We have started multiplication, so one of my mini-lessons was to see how they could make patterns with models of numbers. I used a book (which I failed to link up with the Collaboration Cuties a couple of weeks ago) by Greg Tang called Math For All Seasons.

Each page has pictures of “seasonal” items that students are supposed to count by making patterns (not one-by-one). I asked mine to make multiplication problems with each page, which isn’t difficult to do because most pages are patterns of 2 or 5. Although this SOUNDS very basic, it’s very telling of how students “see” the numbers and patterns. Lots of them automatically make groups or arrays with the pictures, but some really struggle with it. These would be the students I’d pull in a small group first and begin working on arrays and groups with them.

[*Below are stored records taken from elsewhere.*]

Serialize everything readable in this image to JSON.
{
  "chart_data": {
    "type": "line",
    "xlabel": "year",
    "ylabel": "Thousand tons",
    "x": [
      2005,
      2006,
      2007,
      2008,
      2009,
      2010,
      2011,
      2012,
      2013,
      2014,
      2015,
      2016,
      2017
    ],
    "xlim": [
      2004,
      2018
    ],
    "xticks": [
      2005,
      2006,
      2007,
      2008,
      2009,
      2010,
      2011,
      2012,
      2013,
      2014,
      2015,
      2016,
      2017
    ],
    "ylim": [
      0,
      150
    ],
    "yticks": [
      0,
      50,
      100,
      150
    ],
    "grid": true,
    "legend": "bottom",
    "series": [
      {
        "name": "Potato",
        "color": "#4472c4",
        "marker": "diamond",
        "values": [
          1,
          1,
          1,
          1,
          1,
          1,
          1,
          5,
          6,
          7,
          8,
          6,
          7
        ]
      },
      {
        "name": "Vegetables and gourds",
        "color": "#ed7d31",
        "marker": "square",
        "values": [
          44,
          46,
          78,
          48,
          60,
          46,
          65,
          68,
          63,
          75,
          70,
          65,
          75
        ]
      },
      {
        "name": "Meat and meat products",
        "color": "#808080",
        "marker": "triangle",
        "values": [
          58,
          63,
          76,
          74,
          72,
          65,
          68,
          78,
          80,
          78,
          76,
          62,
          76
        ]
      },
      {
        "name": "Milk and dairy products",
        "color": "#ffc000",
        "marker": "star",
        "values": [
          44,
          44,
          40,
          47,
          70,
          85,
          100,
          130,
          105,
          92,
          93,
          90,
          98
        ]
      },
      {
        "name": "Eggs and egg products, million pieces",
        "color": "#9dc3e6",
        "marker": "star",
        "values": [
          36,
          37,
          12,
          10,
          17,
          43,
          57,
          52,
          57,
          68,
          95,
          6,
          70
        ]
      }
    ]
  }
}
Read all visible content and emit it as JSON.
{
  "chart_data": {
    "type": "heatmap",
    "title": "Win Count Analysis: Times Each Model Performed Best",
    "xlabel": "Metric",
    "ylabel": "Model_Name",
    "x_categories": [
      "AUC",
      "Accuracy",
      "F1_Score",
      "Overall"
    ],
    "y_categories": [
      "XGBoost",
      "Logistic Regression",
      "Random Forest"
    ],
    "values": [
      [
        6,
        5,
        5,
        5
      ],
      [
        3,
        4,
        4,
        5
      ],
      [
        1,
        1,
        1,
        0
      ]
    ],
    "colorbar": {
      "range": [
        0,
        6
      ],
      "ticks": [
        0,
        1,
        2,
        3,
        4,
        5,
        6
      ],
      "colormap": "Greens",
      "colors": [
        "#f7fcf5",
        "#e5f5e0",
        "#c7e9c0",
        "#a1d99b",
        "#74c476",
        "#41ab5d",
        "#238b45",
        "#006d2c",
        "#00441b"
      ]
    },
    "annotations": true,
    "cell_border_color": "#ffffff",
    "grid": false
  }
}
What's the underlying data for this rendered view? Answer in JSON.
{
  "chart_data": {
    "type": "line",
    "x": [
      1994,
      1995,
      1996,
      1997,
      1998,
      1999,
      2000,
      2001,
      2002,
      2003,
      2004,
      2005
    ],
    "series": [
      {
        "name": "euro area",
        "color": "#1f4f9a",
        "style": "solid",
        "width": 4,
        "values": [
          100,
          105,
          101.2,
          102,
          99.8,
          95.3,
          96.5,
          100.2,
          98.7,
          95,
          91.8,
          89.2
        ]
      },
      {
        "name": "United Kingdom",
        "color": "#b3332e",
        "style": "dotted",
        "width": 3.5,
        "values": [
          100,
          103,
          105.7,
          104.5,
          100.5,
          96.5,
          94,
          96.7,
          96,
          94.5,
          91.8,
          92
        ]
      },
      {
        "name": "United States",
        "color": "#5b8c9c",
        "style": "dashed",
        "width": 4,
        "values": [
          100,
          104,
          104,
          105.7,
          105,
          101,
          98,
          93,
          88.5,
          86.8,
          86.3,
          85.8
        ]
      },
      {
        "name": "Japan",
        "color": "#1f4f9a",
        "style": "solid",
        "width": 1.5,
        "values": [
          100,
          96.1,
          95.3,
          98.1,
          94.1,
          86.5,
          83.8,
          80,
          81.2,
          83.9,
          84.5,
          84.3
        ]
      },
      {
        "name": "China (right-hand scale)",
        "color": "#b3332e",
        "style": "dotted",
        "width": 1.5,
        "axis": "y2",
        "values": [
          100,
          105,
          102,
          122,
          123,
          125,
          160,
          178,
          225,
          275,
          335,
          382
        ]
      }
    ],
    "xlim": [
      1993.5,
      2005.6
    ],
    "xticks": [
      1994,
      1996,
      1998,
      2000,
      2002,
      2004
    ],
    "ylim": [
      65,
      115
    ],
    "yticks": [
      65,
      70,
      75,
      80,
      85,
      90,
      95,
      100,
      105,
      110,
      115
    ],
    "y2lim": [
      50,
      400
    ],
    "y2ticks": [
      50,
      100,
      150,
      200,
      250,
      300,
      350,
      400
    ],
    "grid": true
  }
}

Here’s an example of one of the few we did in my mini-lesson. I display the book on my board so they can see the picture better:

Then students “solve” or show me their thinking with their dry erase markers on their desks:

This student saw the groups of 5 quickly, which was surprising because he isn’t one of my “average” or even “high” kids. Without this mini-lesson, I may not have known he had this kind of thinking in him!

Don’t think I am a perfect mini-lesson deliverer, by any means. There are times where my mini-lessons become maxi… and do you know how I usually figure it out? All my kids have left me. OOPS. When that happens, I just stop and send them to stations and start pulling groups. Do not pass go, do not collect $200. There’s no point in trying to get their attention back because they are past their limit! (And usually by then, so am I!)